Moussoumakan "Inna" Sissoko Cissé, (née Sissoko, December 11, 1933 in Macina, Mali), is a Malian politician, nurse, and social worker who served as Secretary of State for Social Affairs (secrétaire d’Etat aux Affaires sociales) from 1968 to 1972. She was the first woman to be a member of Mali's government.

== Biography ==
Inna Sissoko was born into a family of teachers. She went to school in Ségou and Bamako. In 1953, she began working as an assistant teacher. She then studied nursing from 1957 to 1959 in Dakar. In 1959, she moved to Paris and worked as a social worker until 1962, then became a teacher of social work. She attended the University of Paris and graduated in 1967 with a degree in social sciences.

Although Sissoko did not belong to the governing party, Sudanese Union – African Democratic Rally, she was selected as Secretary of State for Social Affairs after the 1968 Malian coup d'état, making her Mali's first female member of government. She held this position until 1972, when the management of social affairs was taken over by the Ministry of Health. Beginning in 1985, she worked as an advisor for the Ministry of Labour and Civil Service (ministère du Travail et de la Fonction publique).
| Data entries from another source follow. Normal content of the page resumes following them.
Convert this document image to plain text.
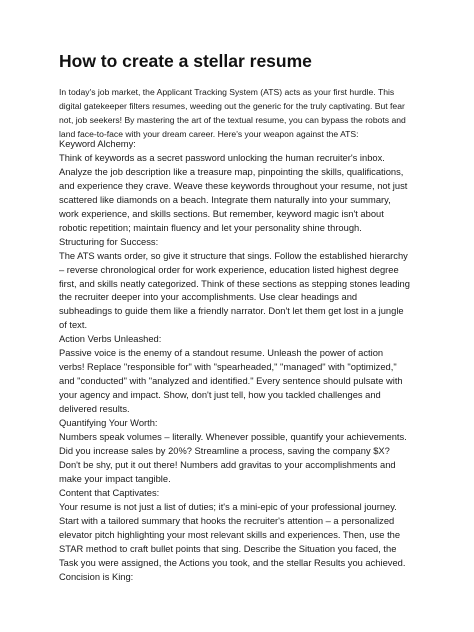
How to create a stellar resume
In today's job market, the Applicant Tracking System (ATS) acts as your first hurdle. This
digital gatekeeper filters resumes, weeding out the generic for the truly captivating. But fear
not, job seekers! By mastering the art of the textual resume, you can bypass the robots and
land face-to-face with your dream career. Here's your weapon against the ATS:
Keyword Alchemy:
Think of keywords as a secret password unlocking the human recruiter's inbox.
Analyze the job description like a treasure map, pinpointing the skills, qualifications,
and experience they crave. Weave these keywords throughout your resume, not just
scattered like diamonds on a beach. Integrate them naturally into your summary,
work experience, and skills sections. But remember, keyword magic isn't about
robotic repetition; maintain fluency and let your personality shine through.
Structuring for Success:
The ATS wants order, so give it structure that sings. Follow the established hierarchy
– reverse chronological order for work experience, education listed highest degree
first, and skills neatly categorized. Think of these sections as stepping stones leading
the recruiter deeper into your accomplishments. Use clear headings and
subheadings to guide them like a friendly narrator. Don't let them get lost in a jungle
of text.
Action Verbs Unleashed:
Passive voice is the enemy of a standout resume. Unleash the power of action
verbs! Replace "responsible for" with "spearheaded," "managed" with "optimized,"
and "conducted" with "analyzed and identified." Every sentence should pulsate with
your agency and impact. Show, don't just tell, how you tackled challenges and
delivered results.
Quantifying Your Worth:
Numbers speak volumes – literally. Whenever possible, quantify your achievements.
Did you increase sales by 20%? Streamline a process, saving the company $X?
Don't be shy, put it out there! Numbers add gravitas to your accomplishments and
make your impact tangible.
Content that Captivates:
Your resume is not just a list of duties; it's a mini-epic of your professional journey.
Start with a tailored summary that hooks the recruiter's attention – a personalized
elevator pitch highlighting your most relevant skills and experiences. Then, use the
STAR method to craft bullet points that sing. Describe the Situation you faced, the
Task you were assigned, the Actions you took, and the stellar Results you achieved.
Concision is King:
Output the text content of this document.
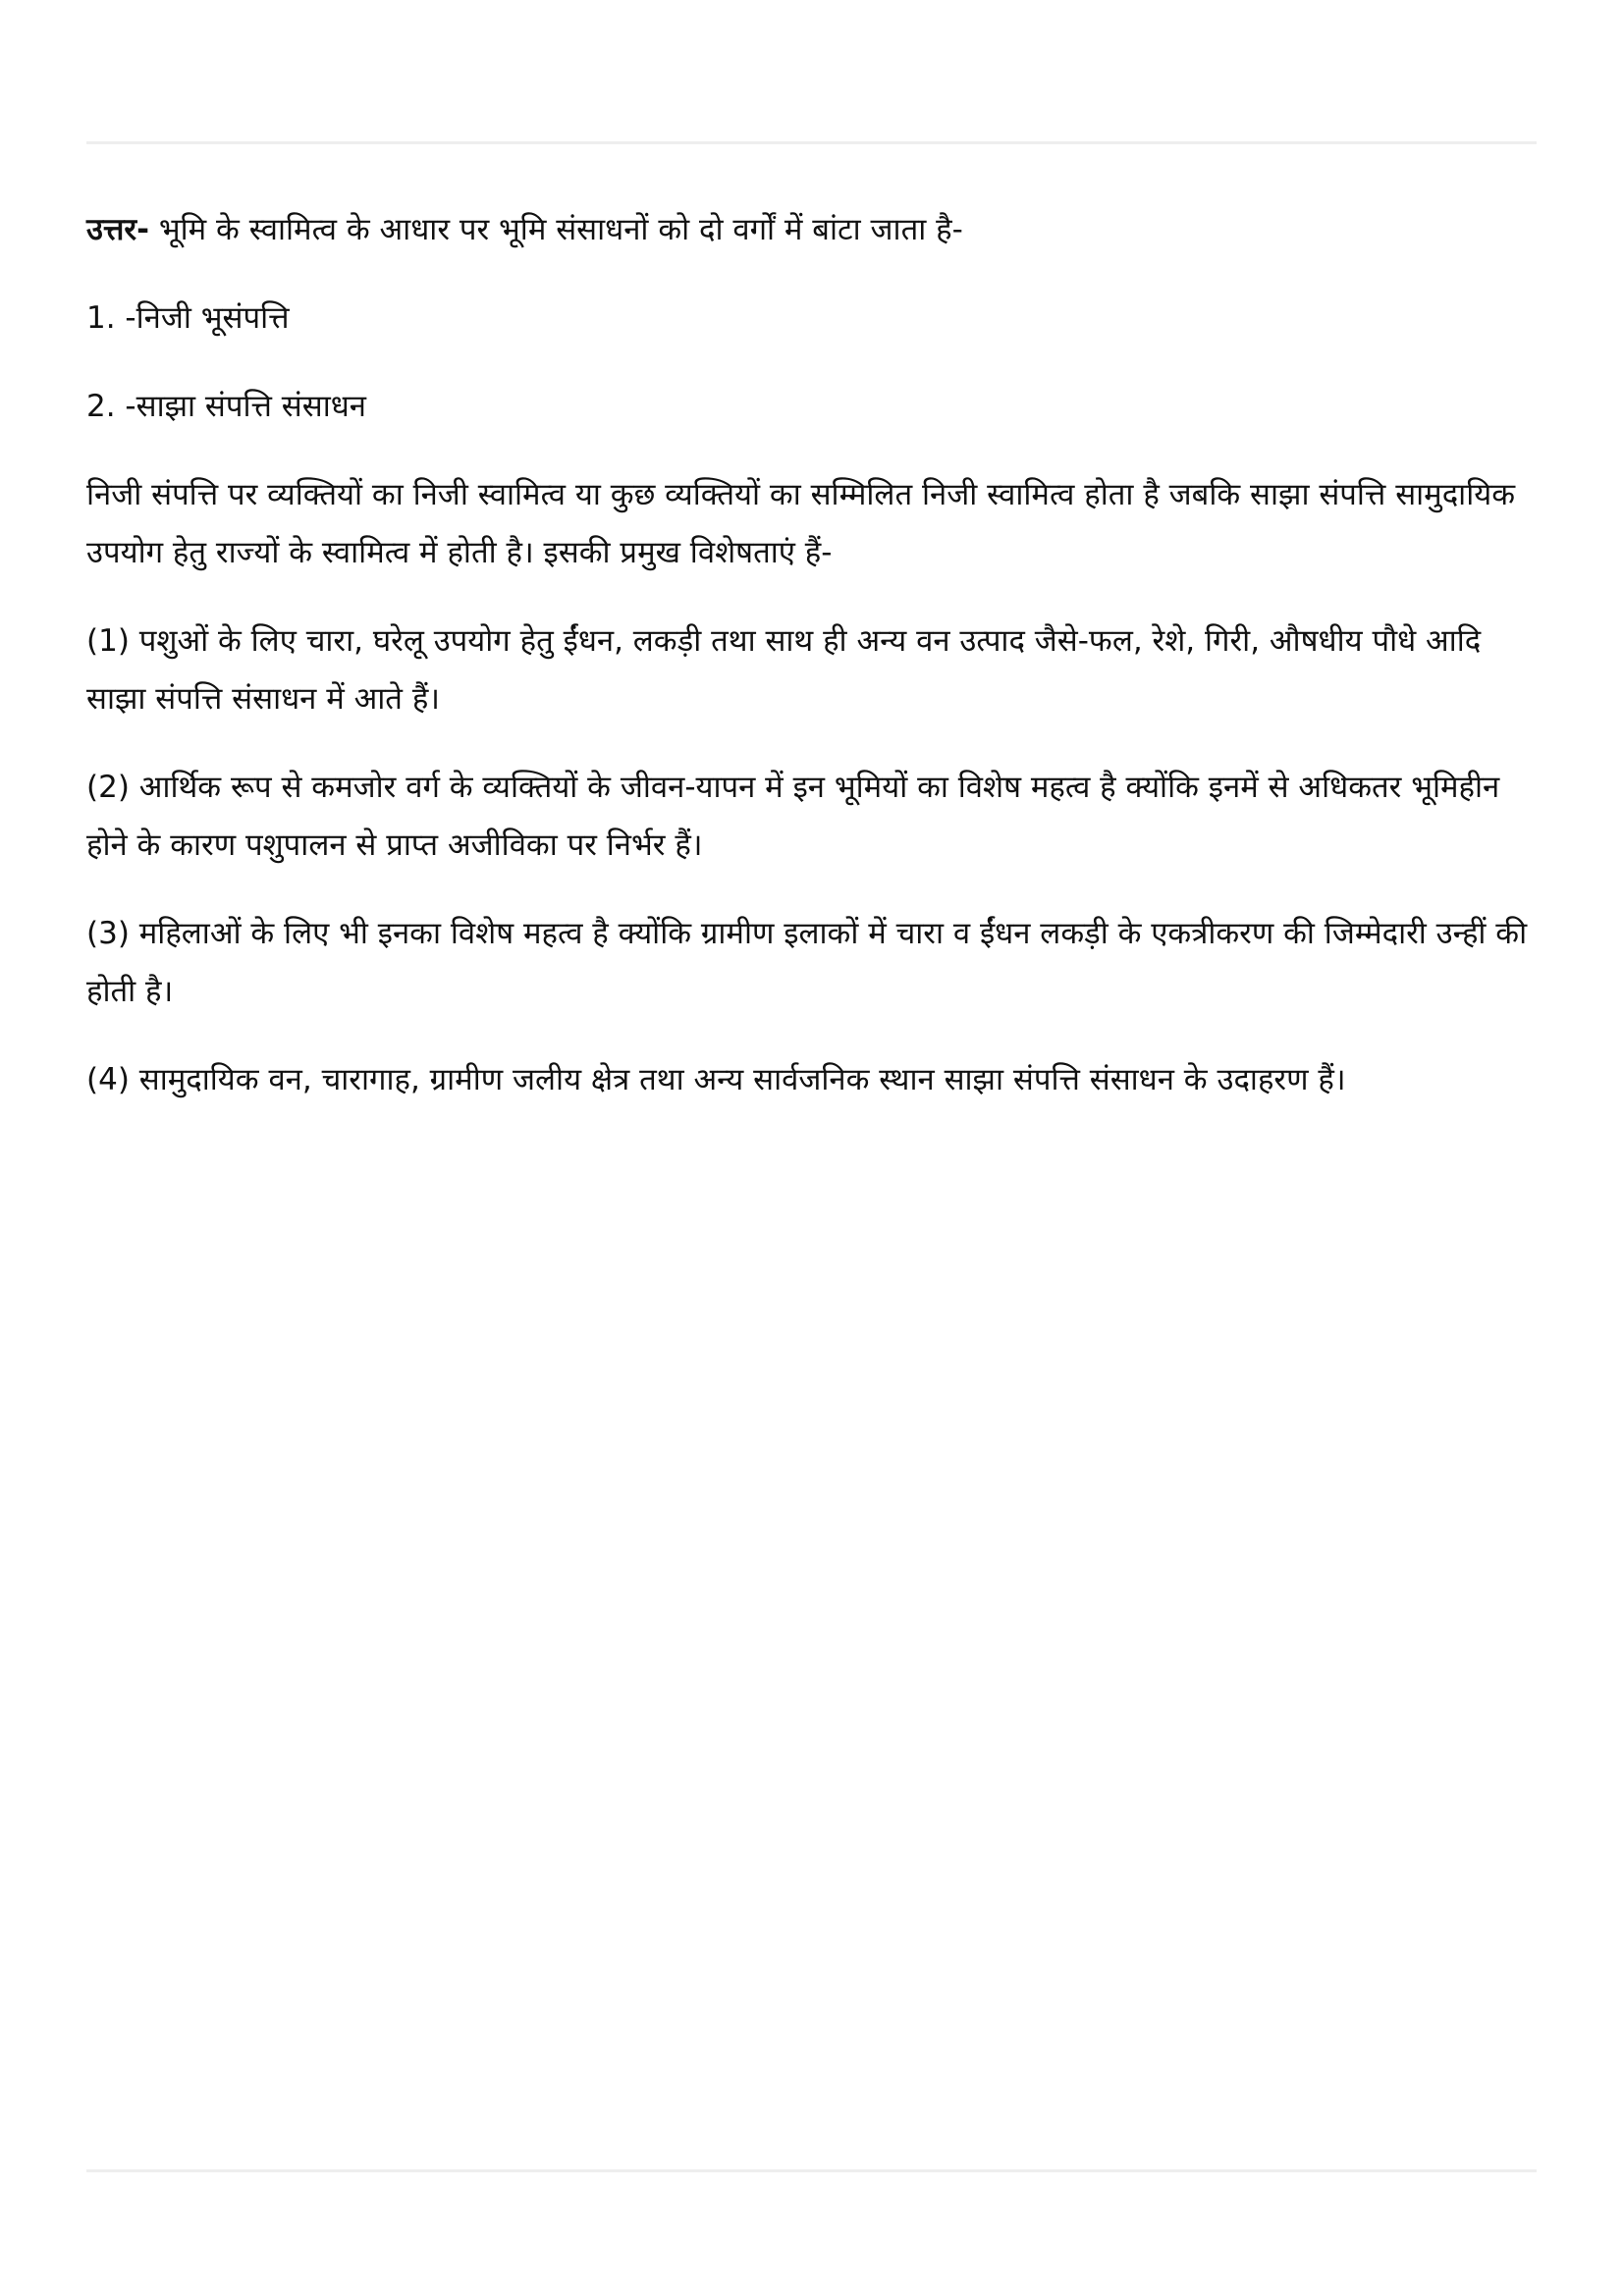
उत्तर- भूमि के स्वामित्व के आधार पर भूमि संसाधनों को दो वर्गों में बांटा जाता है-

1. -निजी भूसंपत्ति

2. -साझा संपत्ति संसाधन

निजी संपत्ति पर व्यक्तियों का निजी स्वामित्व या कुछ व्यक्तियों का सम्मिलित निजी स्वामित्व होता है जबकि साझा संपत्ति सामुदायिक उपयोग हेतु राज्यों के स्वामित्व में होती है। इसकी प्रमुख विशेषताएं हैं-

(1) पशुओं के लिए चारा, घरेलू उपयोग हेतु ईंधन, लकड़ी तथा साथ ही अन्य वन उत्पाद जैसे-फल, रेशे, गिरी, औषधीय पौधे आदि साझा संपत्ति संसाधन में आते हैं।

(2) आर्थिक रूप से कमजोर वर्ग के व्यक्तियों के जीवन-यापन में इन भूमियों का विशेष महत्व है क्योंकि इनमें से अधिकतर भूमिहीन होने के कारण पशुपालन से प्राप्त अजीविका पर निर्भर हैं।

(3) महिलाओं के लिए भी इनका विशेष महत्व है क्योंकि ग्रामीण इलाकों में चारा व ईंधन लकड़ी के एकत्रीकरण की जिम्मेदारी उन्हीं की होती है।

(4) सामुदायिक वन, चारागाह, ग्रामीण जलीय क्षेत्र तथा अन्य सार्वजनिक स्थान साझा संपत्ति संसाधन के उदाहरण हैं।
In 1971, she launched Mali's first campaign for sex education and family planning. As a result, Moussa Traoré's military government ended the colonial-era ban on contraception; Mali was the first Francophone country in Africa to take this measure. Sissoko was an advocate of women's organizations, and supported the founding of the National Association of Malian Women (l'Association nationale des femmes du Mali) in 1974.

Inna Sissoko is a Muslim. She is divorced from professor Django Cissé. She has adopted children. Sissoko was the first woman named a Grand Officer of the National Order of Mali.